Make all the pretty plots¶
We write all the stuff in outroot
and determine that a pdf will be good format.
All matplotlib output formats are supported. Then, we do all the cool plots:
outroot = '/my/directory/'
# set output file type to pdf (for pdflatex)
plot_atlas.filetype = ['.pdf']
plot_atlas.get_stamps(mycloud, outroot)
plot_atlas.plot_polys(mycloud, outroot)
plot_atlas.make_lc_plots(mycloud, outroot)
plot_atlas.make_cmd_plots(mycloud, outroot)
plot_atlas.make_ls_plots(mycloud, outroot_stars, 300, 4, 1)
plot_atlas.make_phased_lc_cmd_plots(mycloud, outroot)
Write latex files for atlas. In this case we select for YSOs (numerical class < 4) only:
ind_ysos = np.where(mycloud['ysoclass'] < 4)[0]
plot_atlas.make_latexfile(mycloud, outroot, 'atlas_ysos', ind_ysos)
Write (parts of) a catalog to file¶
astropy.table.Table
offers several methods to quickly look at the data,
e.g. mycloud.more()
to receive a more-style output in your
terminal. See the documentation for details.
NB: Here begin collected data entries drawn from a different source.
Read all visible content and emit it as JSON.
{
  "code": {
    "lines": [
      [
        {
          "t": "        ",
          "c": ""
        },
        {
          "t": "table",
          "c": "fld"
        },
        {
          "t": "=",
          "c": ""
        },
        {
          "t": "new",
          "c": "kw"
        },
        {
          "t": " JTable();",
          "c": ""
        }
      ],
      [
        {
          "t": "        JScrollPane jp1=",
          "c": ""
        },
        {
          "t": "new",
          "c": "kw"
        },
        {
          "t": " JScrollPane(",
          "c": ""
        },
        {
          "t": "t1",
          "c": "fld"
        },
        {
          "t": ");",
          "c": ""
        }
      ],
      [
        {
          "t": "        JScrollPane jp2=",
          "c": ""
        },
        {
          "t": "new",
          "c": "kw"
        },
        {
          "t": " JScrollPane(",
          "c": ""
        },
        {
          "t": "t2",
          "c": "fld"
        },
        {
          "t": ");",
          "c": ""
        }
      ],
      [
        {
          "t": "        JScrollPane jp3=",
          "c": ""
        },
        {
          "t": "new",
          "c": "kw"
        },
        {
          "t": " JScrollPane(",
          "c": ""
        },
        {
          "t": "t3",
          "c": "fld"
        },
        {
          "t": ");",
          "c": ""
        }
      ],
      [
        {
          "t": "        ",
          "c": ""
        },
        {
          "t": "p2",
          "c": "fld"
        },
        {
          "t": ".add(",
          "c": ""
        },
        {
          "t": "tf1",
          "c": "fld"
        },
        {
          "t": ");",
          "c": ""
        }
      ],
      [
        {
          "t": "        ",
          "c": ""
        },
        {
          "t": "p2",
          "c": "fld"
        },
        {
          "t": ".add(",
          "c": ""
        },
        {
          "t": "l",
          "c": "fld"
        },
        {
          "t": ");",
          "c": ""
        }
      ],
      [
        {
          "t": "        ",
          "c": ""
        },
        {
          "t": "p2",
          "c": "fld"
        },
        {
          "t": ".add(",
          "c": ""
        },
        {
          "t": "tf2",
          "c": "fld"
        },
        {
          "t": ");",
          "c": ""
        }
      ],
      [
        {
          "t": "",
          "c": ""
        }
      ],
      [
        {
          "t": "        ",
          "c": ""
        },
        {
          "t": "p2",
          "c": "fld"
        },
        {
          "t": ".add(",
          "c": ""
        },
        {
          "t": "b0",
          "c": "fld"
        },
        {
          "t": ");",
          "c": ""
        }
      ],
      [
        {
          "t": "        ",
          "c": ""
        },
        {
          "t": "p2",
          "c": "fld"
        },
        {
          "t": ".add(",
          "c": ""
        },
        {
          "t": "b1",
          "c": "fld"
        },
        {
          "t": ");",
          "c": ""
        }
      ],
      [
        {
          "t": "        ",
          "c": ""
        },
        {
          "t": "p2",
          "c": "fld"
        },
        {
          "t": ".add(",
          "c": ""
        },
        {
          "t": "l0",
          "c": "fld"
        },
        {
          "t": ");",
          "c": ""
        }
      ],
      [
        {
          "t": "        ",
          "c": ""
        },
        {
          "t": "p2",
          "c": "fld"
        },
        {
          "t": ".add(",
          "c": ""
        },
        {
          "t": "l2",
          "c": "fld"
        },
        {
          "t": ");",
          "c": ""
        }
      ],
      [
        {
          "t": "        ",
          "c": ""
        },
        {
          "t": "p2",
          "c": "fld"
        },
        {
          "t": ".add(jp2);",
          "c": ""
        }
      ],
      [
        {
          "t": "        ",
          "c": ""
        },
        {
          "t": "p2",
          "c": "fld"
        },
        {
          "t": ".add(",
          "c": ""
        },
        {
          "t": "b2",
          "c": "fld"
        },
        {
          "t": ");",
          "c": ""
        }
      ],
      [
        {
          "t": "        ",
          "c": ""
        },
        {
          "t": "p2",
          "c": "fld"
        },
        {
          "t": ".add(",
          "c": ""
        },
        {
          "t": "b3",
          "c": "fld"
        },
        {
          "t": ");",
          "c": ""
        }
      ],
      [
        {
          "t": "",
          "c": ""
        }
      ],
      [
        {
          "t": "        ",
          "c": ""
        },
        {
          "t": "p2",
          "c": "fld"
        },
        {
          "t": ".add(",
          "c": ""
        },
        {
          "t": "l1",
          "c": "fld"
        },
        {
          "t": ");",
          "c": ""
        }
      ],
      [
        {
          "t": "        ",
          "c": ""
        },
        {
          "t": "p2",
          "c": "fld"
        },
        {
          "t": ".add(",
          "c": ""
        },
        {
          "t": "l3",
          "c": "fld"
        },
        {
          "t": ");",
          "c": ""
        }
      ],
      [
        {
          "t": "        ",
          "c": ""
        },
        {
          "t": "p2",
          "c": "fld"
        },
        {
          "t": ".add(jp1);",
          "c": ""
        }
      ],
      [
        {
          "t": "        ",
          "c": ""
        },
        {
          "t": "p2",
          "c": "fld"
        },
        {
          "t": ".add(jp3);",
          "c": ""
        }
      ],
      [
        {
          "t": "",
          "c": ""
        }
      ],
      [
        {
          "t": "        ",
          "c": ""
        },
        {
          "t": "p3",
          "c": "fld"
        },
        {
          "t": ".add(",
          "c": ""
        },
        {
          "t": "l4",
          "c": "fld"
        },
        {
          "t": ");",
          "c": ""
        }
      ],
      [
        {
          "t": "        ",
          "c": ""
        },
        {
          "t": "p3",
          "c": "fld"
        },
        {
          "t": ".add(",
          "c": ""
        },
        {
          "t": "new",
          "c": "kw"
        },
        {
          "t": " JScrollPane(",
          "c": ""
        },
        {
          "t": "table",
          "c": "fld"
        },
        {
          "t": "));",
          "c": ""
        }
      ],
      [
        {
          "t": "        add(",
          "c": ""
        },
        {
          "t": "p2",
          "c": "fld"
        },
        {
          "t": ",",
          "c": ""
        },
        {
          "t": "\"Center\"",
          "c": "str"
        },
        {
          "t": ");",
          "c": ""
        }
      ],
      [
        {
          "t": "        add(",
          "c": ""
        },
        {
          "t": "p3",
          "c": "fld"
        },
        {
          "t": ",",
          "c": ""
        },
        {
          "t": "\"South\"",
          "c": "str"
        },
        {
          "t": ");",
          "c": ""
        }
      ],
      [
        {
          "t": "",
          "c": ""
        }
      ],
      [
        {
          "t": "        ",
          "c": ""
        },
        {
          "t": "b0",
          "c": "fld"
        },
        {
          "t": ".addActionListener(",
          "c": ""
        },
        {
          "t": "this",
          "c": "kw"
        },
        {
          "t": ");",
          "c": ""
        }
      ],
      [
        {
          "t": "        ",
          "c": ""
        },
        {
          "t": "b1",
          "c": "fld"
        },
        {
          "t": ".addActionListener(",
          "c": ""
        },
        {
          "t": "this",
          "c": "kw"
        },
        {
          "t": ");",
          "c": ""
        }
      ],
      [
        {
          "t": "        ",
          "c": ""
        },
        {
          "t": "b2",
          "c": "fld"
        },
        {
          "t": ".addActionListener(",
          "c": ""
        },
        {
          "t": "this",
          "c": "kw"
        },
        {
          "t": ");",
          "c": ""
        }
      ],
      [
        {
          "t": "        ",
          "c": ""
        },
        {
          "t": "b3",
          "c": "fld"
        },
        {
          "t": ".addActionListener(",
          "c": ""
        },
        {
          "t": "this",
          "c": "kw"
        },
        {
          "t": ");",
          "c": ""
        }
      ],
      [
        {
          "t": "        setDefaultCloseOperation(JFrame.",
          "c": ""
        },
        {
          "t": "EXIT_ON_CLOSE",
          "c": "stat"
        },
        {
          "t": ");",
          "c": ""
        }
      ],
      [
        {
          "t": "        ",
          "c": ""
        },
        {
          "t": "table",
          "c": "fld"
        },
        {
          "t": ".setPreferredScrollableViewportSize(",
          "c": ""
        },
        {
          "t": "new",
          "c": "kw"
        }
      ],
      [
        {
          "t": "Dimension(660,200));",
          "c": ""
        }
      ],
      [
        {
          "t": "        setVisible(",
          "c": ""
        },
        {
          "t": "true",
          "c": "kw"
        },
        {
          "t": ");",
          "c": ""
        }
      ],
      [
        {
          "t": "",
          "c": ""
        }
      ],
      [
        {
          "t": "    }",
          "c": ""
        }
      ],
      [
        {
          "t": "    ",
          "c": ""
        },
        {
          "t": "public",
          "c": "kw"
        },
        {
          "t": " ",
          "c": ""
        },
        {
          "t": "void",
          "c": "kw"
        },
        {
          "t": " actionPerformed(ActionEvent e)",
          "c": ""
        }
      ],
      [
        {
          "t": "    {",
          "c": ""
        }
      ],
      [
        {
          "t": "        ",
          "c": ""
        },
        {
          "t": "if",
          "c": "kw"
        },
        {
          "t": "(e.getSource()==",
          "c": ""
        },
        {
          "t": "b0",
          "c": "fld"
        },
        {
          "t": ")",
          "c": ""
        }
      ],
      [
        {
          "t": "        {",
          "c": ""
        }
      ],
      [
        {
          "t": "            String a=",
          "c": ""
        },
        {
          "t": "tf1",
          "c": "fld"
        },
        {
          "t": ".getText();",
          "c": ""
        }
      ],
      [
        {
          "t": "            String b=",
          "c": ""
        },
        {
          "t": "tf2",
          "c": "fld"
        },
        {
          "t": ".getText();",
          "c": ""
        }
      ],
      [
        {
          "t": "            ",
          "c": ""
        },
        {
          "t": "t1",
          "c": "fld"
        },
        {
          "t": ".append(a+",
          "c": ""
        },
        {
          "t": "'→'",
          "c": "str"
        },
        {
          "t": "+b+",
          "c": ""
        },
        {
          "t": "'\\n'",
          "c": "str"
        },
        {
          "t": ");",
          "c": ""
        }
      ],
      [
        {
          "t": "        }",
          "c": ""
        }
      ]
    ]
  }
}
Here, is one example of output to LaTeX:
import astropy.io.ascii as ascii
ascii.write(mycloud, sys.stdout, Writer = ascii.Latex,
names = mycloud.colnames,
include_names=['ra', 'dec','YSOVAR2_id', 'median_45'],
formats = {'ra':'%10.5f', 'dec':'%10.5f', 'median_45': '%4.2f'})